Everyone knows that beginning in 1996 a wave of state medical cannabis laws broke over America, drenching a society parched and cracked by sixty (minus one) years of federal cannabis prohibition. Everyone knows that cannabis is still prohibited for all purposes (except stringently-regulated research) under federal law.
The United States government implements federal drug prohibition through the Controlled Substances Act (the “CSA”), which appears in the United States Code at Title 21, Sections 801 through 904. The CSA does not actually prohibit all drugs for all purposes: it establishes criminal penalties for all actions in connection with certain “drugs or other substances” other than in compliance with the CSA’s provisions. The CSA creates five “schedules” of drugs, Schedules I through V; when Congress drafted the CSA in 1970 it made the initial placement of substances into the Schedules. It is most important to us here at Psychedelic Law that Congress placed cannabis, LSD, psilocybin, mescaline and ibogaine (among other psychedelics) in Schedule I. (Although the DEA likes to say that Congress made all the decisions about what drugs belong in what Schedules, ever since 1970 it has been the DEA that “schedules” drugs which it deems have potential for abuse and fights ferociously to keep cannabis permanently prohibited in Schedule I). The DEA put MDMA in Schedule I in the 1980s. Substances in Schedules II through V can be prescribed by “practitioners” (which, for current purposes, I will describe as physicians); Schedule I substances are not available, even by prescription.
The criteria for Schedule I placement are as follows: (a) the drug or other substance has a high potential for abuse, (b) the drug or other substance has no currently accepted medical use in treatment in the United States and (c) there is a lack of accepted safety for use of the drug or other substance under medical supervision. 21 U.S.C. 812(b).
Of those three scheduling criteria, number two – no currently accepted medical use in treatment – is the most critical, the reason being that it is unique among all the Schedules. As I have said before at various times, drug prohibition can be defined as follows: the criminal prohibition of the manufacture, sale, purchase, possession and use of a drug except for medical purposes which are defined as narrowly as possible by police. In other words, medical use is an exception to prohibition, but with Schedule I there is no exception to prohibition – because the federal government says there is no medical use. Prohibition of a Schedule I substance is absolute, even when a patient claims that use of the substance is necessary to save her life or relieve excruciating pain.
Now, placement in Schedule I is not the only manifestation of prohibition. Cocaine is in Schedule II meaning that it can be prescribed; it is sale of cocaine without a prescription that is criminal and manufacture or import without the proper DEA licenses is also illegal. Ritalin, Oxycontin, and morphine, for example, are also in Schedule II. When the DEA attacks physicians for their prescribing practices as to opiates in Schedules lower than Schedule I, you are actually witnessing another manifestation of prohibition – but concerning substances that are not completely prohibited for all purposes. It is more proper then to say that the subject of prohibition is the use of a particular drug, not the drug itself. It just so happens that in the case of Schedule I drugs, NO uses are permitted.
It is important to note that even if a drug or other substance is in Schedules II through V but is not approved for marketing by the FDA it still cannot be legally prescribed.

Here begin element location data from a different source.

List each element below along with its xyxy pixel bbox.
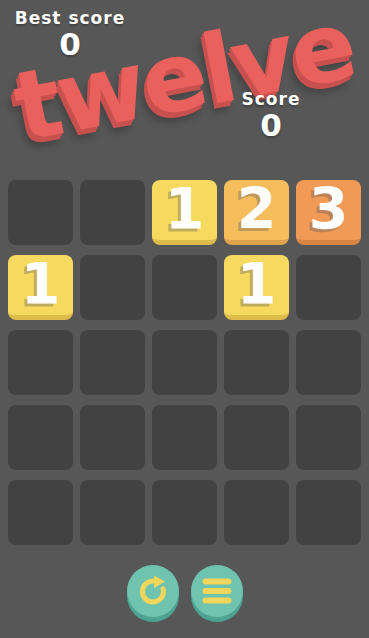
empty-cell	[8, 330, 73, 395]
empty-cell	[80, 180, 145, 245]
empty-cell	[8, 405, 73, 470]
empty-cell	[224, 405, 289, 470]
score-panel: Score 0	[226, 89, 316, 141]
board-grid[interactable]: 12311	[8, 180, 361, 549]
restart-button[interactable]	[127, 565, 179, 617]
empty-cell	[296, 330, 361, 395]
empty-cell	[296, 405, 361, 470]
empty-cell	[296, 480, 361, 545]
tile-1: 1	[152, 180, 217, 245]
tile-1: 1	[224, 255, 289, 320]
restart-icon	[136, 574, 170, 608]
empty-cell	[80, 480, 145, 545]
empty-cell	[224, 330, 289, 395]
empty-cell	[80, 255, 145, 320]
empty-cell	[152, 330, 217, 395]
empty-cell	[8, 180, 73, 245]
best-score-panel: Best score 0	[14, 8, 126, 60]
score-label: Score	[226, 89, 316, 109]
menu-icon	[200, 574, 234, 608]
empty-cell	[152, 480, 217, 545]
toolbar	[0, 565, 369, 617]
menu-button[interactable]	[191, 565, 243, 617]
empty-cell	[224, 480, 289, 545]
app-background: Best score 0 twelve Score 0 12311	[0, 0, 369, 638]
empty-cell	[152, 255, 217, 320]
best-score-label: Best score	[14, 8, 126, 28]
tile-3: 3	[296, 180, 361, 245]
tile-1: 1	[8, 255, 73, 320]
tile-2: 2	[224, 180, 289, 245]
empty-cell	[80, 405, 145, 470]
empty-cell	[80, 330, 145, 395]
empty-cell	[152, 405, 217, 470]
best-score-value: 0	[14, 29, 126, 60]
score-value: 0	[226, 110, 316, 141]
empty-cell	[8, 480, 73, 545]
empty-cell	[296, 255, 361, 320]
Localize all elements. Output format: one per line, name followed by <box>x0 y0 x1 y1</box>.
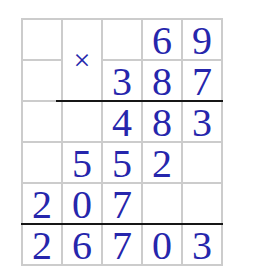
cell-r1c4: 6 <box>143 20 181 59</box>
cell-r4c5 <box>183 143 221 182</box>
cell-r6c1: 2 <box>23 225 61 264</box>
cell-r6c5: 3 <box>183 225 221 264</box>
cell-r2c1 <box>23 61 61 100</box>
multiplier-rule-line <box>56 100 223 102</box>
cell-r2c4: 8 <box>143 61 181 100</box>
cell-r4c3: 5 <box>103 143 141 182</box>
cell-r1c3 <box>103 20 141 59</box>
cell-r3c5: 3 <box>183 102 221 141</box>
cell-r2c5: 7 <box>183 61 221 100</box>
cell-r5c2: 0 <box>63 184 101 223</box>
cell-r1c1 <box>23 20 61 59</box>
cell-r5c3: 7 <box>103 184 141 223</box>
cell-r2c3: 3 <box>103 61 141 100</box>
cell-r3c1 <box>23 102 61 141</box>
cell-r4c4: 2 <box>143 143 181 182</box>
cell-r4c2: 5 <box>63 143 101 182</box>
cell-r6c3: 7 <box>103 225 141 264</box>
cell-r5c5 <box>183 184 221 223</box>
cell-r3c2 <box>63 102 101 141</box>
cell-r1c5: 9 <box>183 20 221 59</box>
cell-r6c2: 6 <box>63 225 101 264</box>
cell-r3c4: 8 <box>143 102 181 141</box>
cell-r3c3: 4 <box>103 102 141 141</box>
cell-r5c4 <box>143 184 181 223</box>
operator-cell: × <box>63 20 101 100</box>
cell-r5c1: 2 <box>23 184 61 223</box>
cell-r4c1 <box>23 143 61 182</box>
multiplication-grid: 69×38748355220726703 <box>21 18 223 266</box>
cell-r6c4: 0 <box>143 225 181 264</box>
sum-rule-line <box>21 223 223 225</box>
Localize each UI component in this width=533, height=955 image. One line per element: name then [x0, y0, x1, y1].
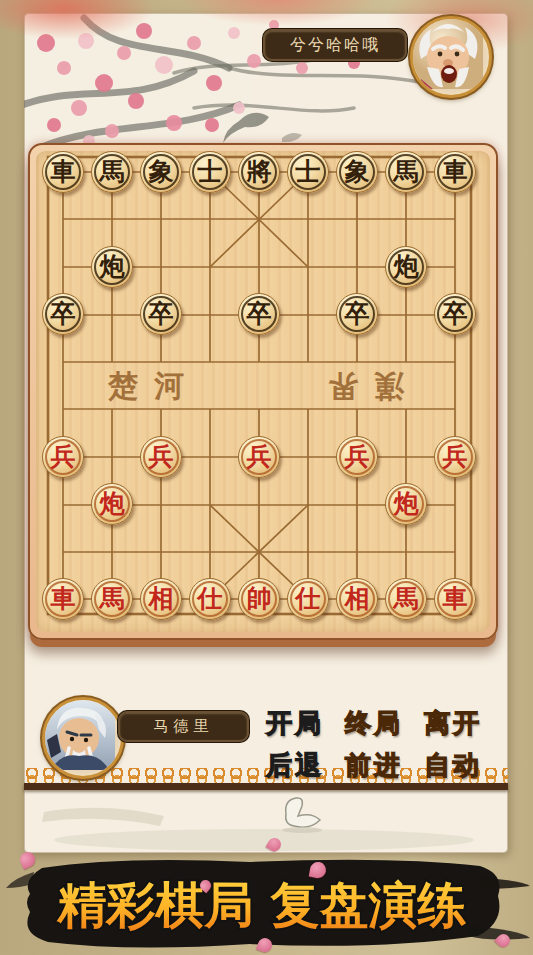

So what good is it to move cannabis or any other psychedelic (or any other drug) out of Schedule I? Frankly, I don’t know – you perhaps avoid certain criminal liability but you do not achieve legal status under federal law and you certainly do not achieve the general right for adults to use cannabis in a manner analogous to alcohol, i.e. as part of a lifestyle choice. I understand that moving substances out of Schedule I makes research easier; that is a matter that requires further examination.
Still, I am focusing on the issue of the DEA’s refusal to allow cannabis out of Schedule I because it is the frontline of combat in the American drug war, if only as a matter of government rhetoric. The federal government has committed itself to the extreme position that there is no medical use of cannabis; it has staked its credibility on this impossible and incredible argument.
The DEA’s legal reasoning demonstrates that it is ideologically committed to maintaining complete prohibition of cannabis by any means necessary: when the federal government will not acknowledge any medical use of cannabis, as if it were committed to exterminating heresy, obviously no rational dialogue is possible.
When arguing with the DEA, you are arguing with madmen who, like their prohibitionist constituency, are maniacally obsessed with preventing any legal use of cannabis for any reason, even to save a live. These madmen rule you and your ability to attain physical and mental states which they deem wrong and, therefore, by extension they control the most intimate aspects of human existence – sensation and cognition, individually and cumulatively. It is necessary to deconstruct the DEA’s arguments and demonstrate how their legal reasoning works in order to demonstrate that they are mad. Perhaps then it will be possible for society to disarm the madmen.